With respect to his claim that his term of extended supervision exceeds the allowable maximum, Blecha states that the first enactment of truth-in-sentencing, TIS-I, does not apply to his case and that the law had changed by the time he was sentenced so that TIS-II capped the maximum term of extended supervision at twenty years for his conviction.  He is wrong.  TIS-II did not take effect until February 1, 2003.  See State v. Cole, 2003 WI 59, ¶4, 262 Wis. 2d 167, 663 N.W.2d 700.  Blecha was sentenced July 26, 2001, when TIS-I imposed no cap on the amount of extended supervision, that is, no cap except the limitation that the total bifurcated sentence could not exceed the maximum term for the crime.  Cf. Wis. Stat. § 973.01(2) (1999-2000); Wis. Stat. § 973.01(2)(d) (2001-02).  State v. Trujillo, 2005 WI 45, 279 Wis. 2d 712, 694 N.W.2d 933, abrogated on other grounds by State v. Harbor, 2011 WI 28, 333 Wis. 2d 53, 797 N.W.2d 828, holds that the reduced maximum confinement time under TIS-II for the same TIS-I felony is not a new factor when a defendant moves for sentence modification of a TIS-I sentence.  Trujillo, 279 Wis. 2d 712, ¶30.  That TIS-II capped the term of extended supervision is not a new factor entitling Blecha to sentence modification. 

Upon the foregoing reasons,


 

IT IS ORDERED that the order is summarily affirmed pursuant to Wis. Stat. Rule 809.21.


 

Diane M. Fremgen

Clerk of Court of Appeals

 



[1]  We grant Blecha’s motion for an extension of time to file his reply brief, and accept the reply brief he filed nearly three months late. 

[2]  All references to the Wisconsin Statutes are to the 2011-12 version unless otherwise noted.

[3]  Blecha’s conviction was affirmed in a no-merit appeal.  State v.
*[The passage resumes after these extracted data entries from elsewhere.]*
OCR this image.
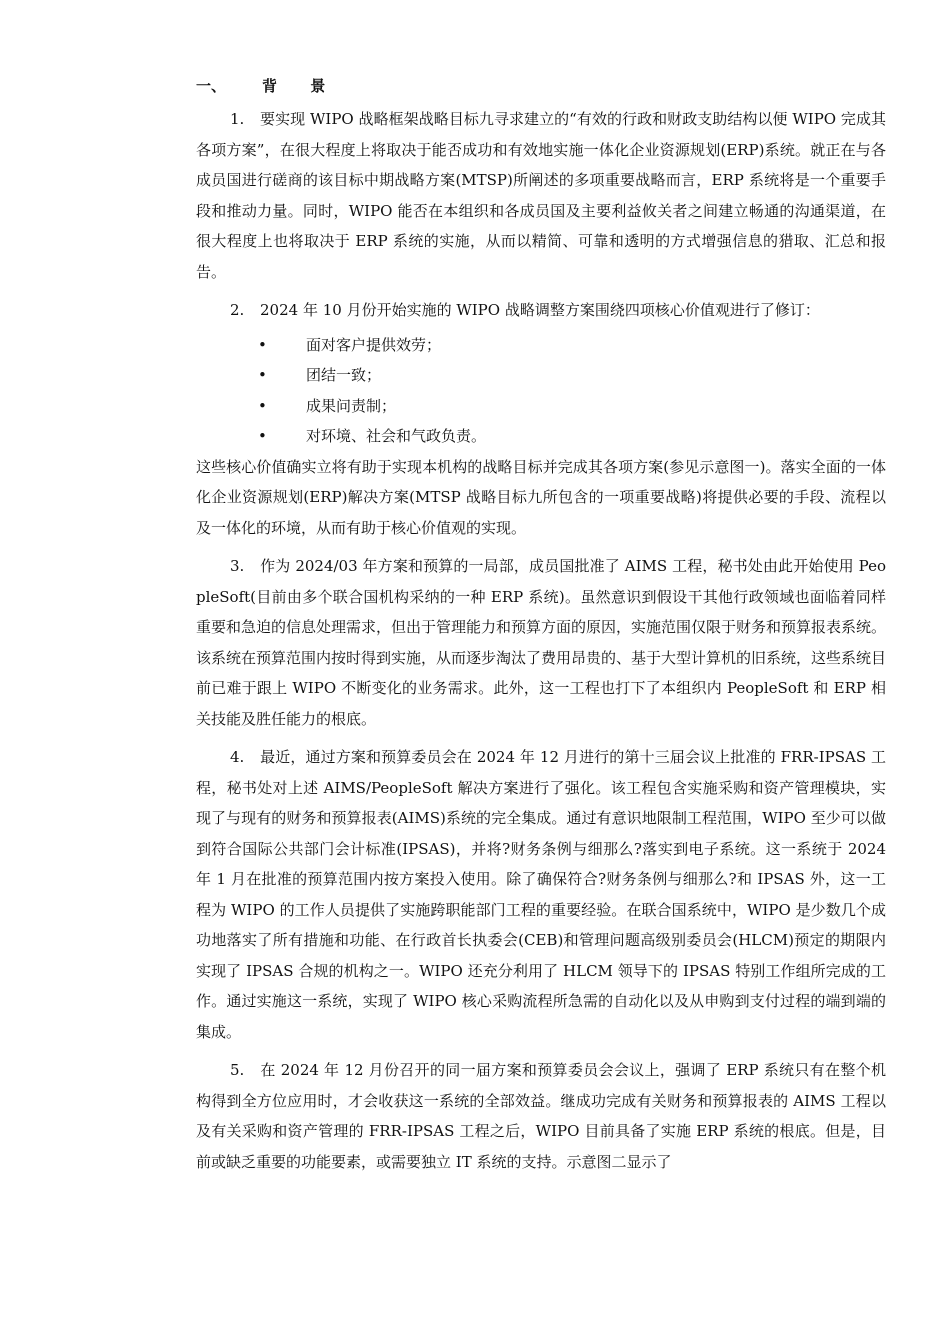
一、 背 景

1. 要实现 WIPO 战略框架战略目标九寻求建立的“有效的行政和财政支助结构以便 WIPO 完成其各项方案”，在很大程度上将取决于能否成功和有效地实施一体化企业资源规划(ERP)系统。就正在与各成员国进行磋商的该目标中期战略方案(MTSP)所阐述的多项重要战略而言，ERP 系统将是一个重要手段和推动力量。同时，WIPO 能否在本组织和各成员国及主要利益攸关者之间建立畅通的沟通渠道，在很大程度上也将取决于 ERP 系统的实施，从而以精简、可靠和透明的方式增强信息的猎取、汇总和报告。

2. 2024 年 10 月份开始实施的 WIPO 战略调整方案围绕四项核心价值观进行了修订：

•	面对客户提供效劳；
•	团结一致；
•	成果问责制；
•	对环境、社会和气政负责。

这些核心价值确实立将有助于实现本机构的战略目标并完成其各项方案(参见示意图一)。落实全面的一体化企业资源规划(ERP)解决方案(MTSP 战略目标九所包含的一项重要战略)将提供必要的手段、流程以及一体化的环境，从而有助于核心价值观的实现。

3. 作为 2024/03 年方案和预算的一局部，成员国批准了 AIMS 工程，秘书处由此开始使用 PeopleSoft(目前由多个联合国机构采纳的一种 ERP 系统)。虽然意识到假设干其他行政领域也面临着同样重要和急迫的信息处理需求，但出于管理能力和预算方面的原因，实施范围仅限于财务和预算报表系统。该系统在预算范围内按时得到实施，从而逐步淘汰了费用昂贵的、基于大型计算机的旧系统，这些系统目前已难于跟上 WIPO 不断变化的业务需求。此外，这一工程也打下了本组织内 PeopleSoft 和 ERP 相关技能及胜任能力的根底。

4. 最近，通过方案和预算委员会在 2024 年 12 月进行的第十三届会议上批准的 FRR-IPSAS 工程，秘书处对上述 AIMS/PeopleSoft 解决方案进行了强化。该工程包含实施采购和资产管理模块，实现了与现有的财务和预算报表(AIMS)系统的完全集成。通过有意识地限制工程范围，WIPO 至少可以做到符合国际公共部门会计标准(IPSAS)，并将?财务条例与细那么?落实到电子系统。这一系统于 2024 年 1 月在批准的预算范围内按方案投入使用。除了确保符合?财务条例与细那么?和 IPSAS 外，这一工程为 WIPO 的工作人员提供了实施跨职能部门工程的重要经验。在联合国系统中，WIPO 是少数几个成功地落实了所有措施和功能、在行政首长执委会(CEB)和管理问题高级别委员会(HLCM)预定的期限内实现了 IPSAS 合规的机构之一。WIPO 还充分利用了 HLCM 领导下的 IPSAS 特别工作组所完成的工作。通过实施这一系统，实现了 WIPO 核心采购流程所急需的自动化以及从申购到支付过程的端到端的集成。

5. 在 2024 年 12 月份召开的同一届方案和预算委员会会议上，强调了 ERP 系统只有在整个机构得到全方位应用时，才会收获这一系统的全部效益。继成功完成有关财务和预算报表的 AIMS 工程以及有关采购和资产管理的 FRR-IPSAS 工程之后，WIPO 目前具备了实施 ERP 系统的根底。但是，目前或缺乏重要的功能要素，或需要独立 IT 系统的支持。示意图二显示了
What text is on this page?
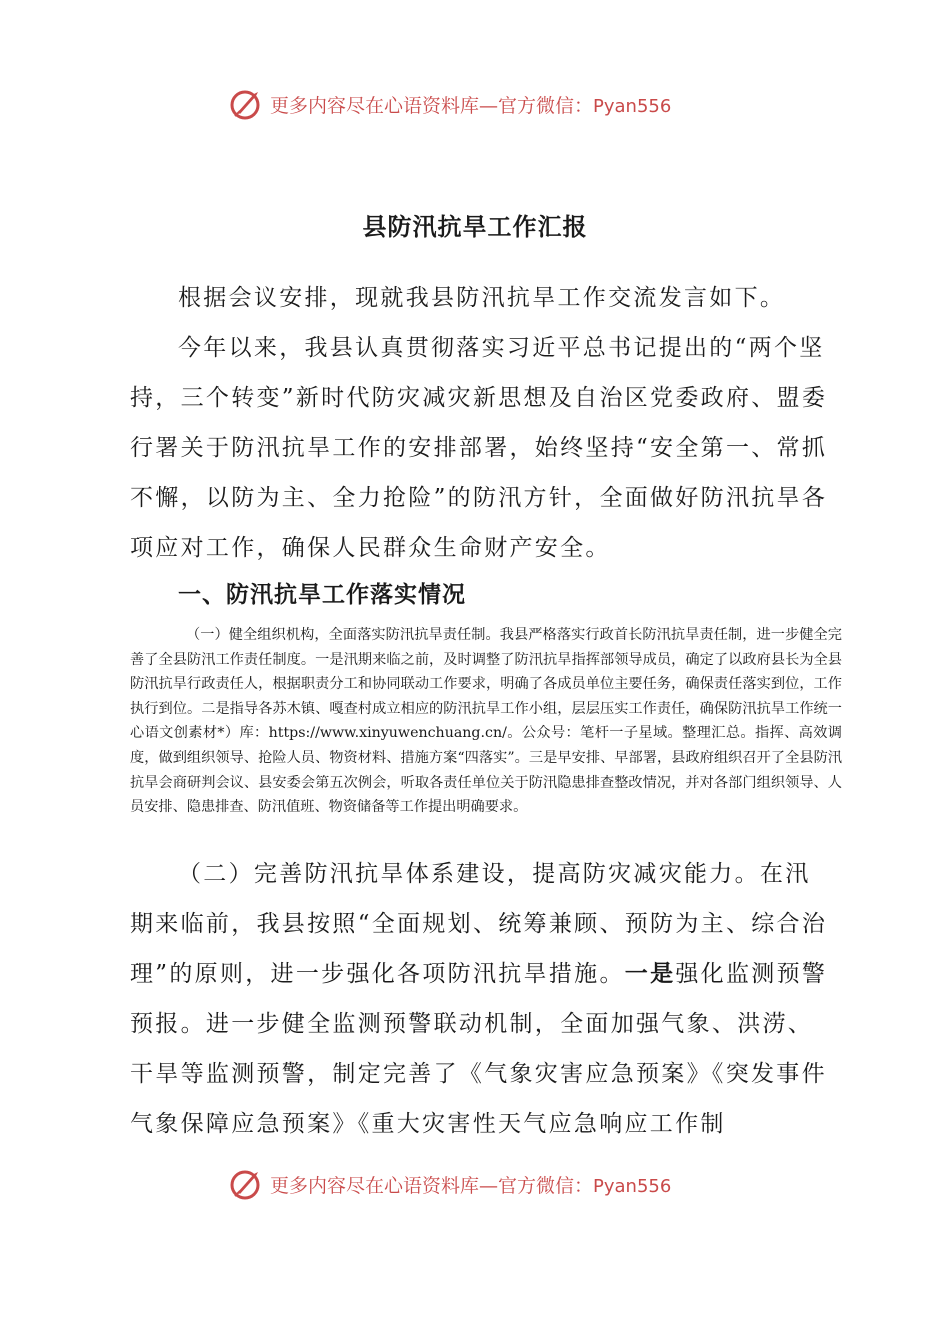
更多内容尽在心语资料库—官方微信：Pyan556
县防汛抗旱工作汇报

根据会议安排，现就我县防汛抗旱工作交流发言如下。

今年以来，我县认真贯彻落实习近平总书记提出的“两个坚持，三个转变”新时代防灾减灾新思想及自治区党委政府、盟委行署关于防汛抗旱工作的安排部署，始终坚持“安全第一、常抓不懈，以防为主、全力抢险”的防汛方针，全面做好防汛抗旱各项应对工作，确保人民群众生命财产安全。

一、防汛抗旱工作落实情况

（一）健全组织机构，全面落实防汛抗旱责任制。我县严格落实行政首长防汛抗旱责任制，进一步健全完善了全县防汛工作责任制度。一是汛期来临之前，及时调整了防汛抗旱指挥部领导成员，确定了以政府县长为全县防汛抗旱行政责任人，根据职责分工和协同联动工作要求，明确了各成员单位主要任务，确保责任落实到位，工作执行到位。二是指导各苏木镇、嘎查村成立相应的防汛抗旱工作小组，层层压实工作责任，确保防汛抗旱工作统一心语文创素材*）库：https://www.xinyuwenchuang.cn/。公众号：笔杆一子星域。整理汇总。指挥、高效调度，做到组织领导、抢险人员、物资材料、措施方案“四落实”。三是早安排、早部署，县政府组织召开了全县防汛抗旱会商研判会议、县安委会第五次例会，听取各责任单位关于防汛隐患排查整改情况，并对各部门组织领导、人员安排、隐患排查、防汛值班、物资储备等工作提出明确要求。

（二）完善防汛抗旱体系建设，提高防灾减灾能力。在汛期来临前，我县按照“全面规划、统筹兼顾、预防为主、综合治理”的原则，进一步强化各项防汛抗旱措施。一是强化监测预警预报。进一步健全监测预警联动机制，全面加强气象、洪涝、干旱等监测预警，制定完善了《气象灾害应急预案》《突发事件气象保障应急预案》《重大灾害性天气应急响应工作制

更多内容尽在心语资料库—官方微信：Pyan556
Blecha, No. 2002AP2245‑CRNM, unpublished op. and order (WI App Nov. 14, 2002). 

[4]  Blecha’s claims that he was sentenced based on inaccurate information fails for an additional reason.  A defendant who makes such a claim must show both that the information was inaccurate and that the sentencing court actually relied on it.  State v. Tiepelman, 2006 WI 66, ¶26, 291 Wis. 2d 179, 717 N.W.2d 1.  At the sentencing held months after the taking of Blecha’s plea, neither the prosecutor nor the sentencing court made reference to the read-in offense.  Blecha has not established that the read-in offense was actually relied on. 

For the first time in his reply brief, Blecha argues that the circuit court’s failure during the plea colloquy to advise him as to the legal effect of the read-in offense is valid grounds for resentencing.  We need not address an issue raised for the first time on appeal and the first time in the reply brief.  State v. Chu, 2002 WI App 98, ¶42 n.5, 253 Wis. 2d 666, 643 N.W.2d 878; State v. Caban, 210 Wis. 2d 597, 604, 563 N.W.2d 501 (1997).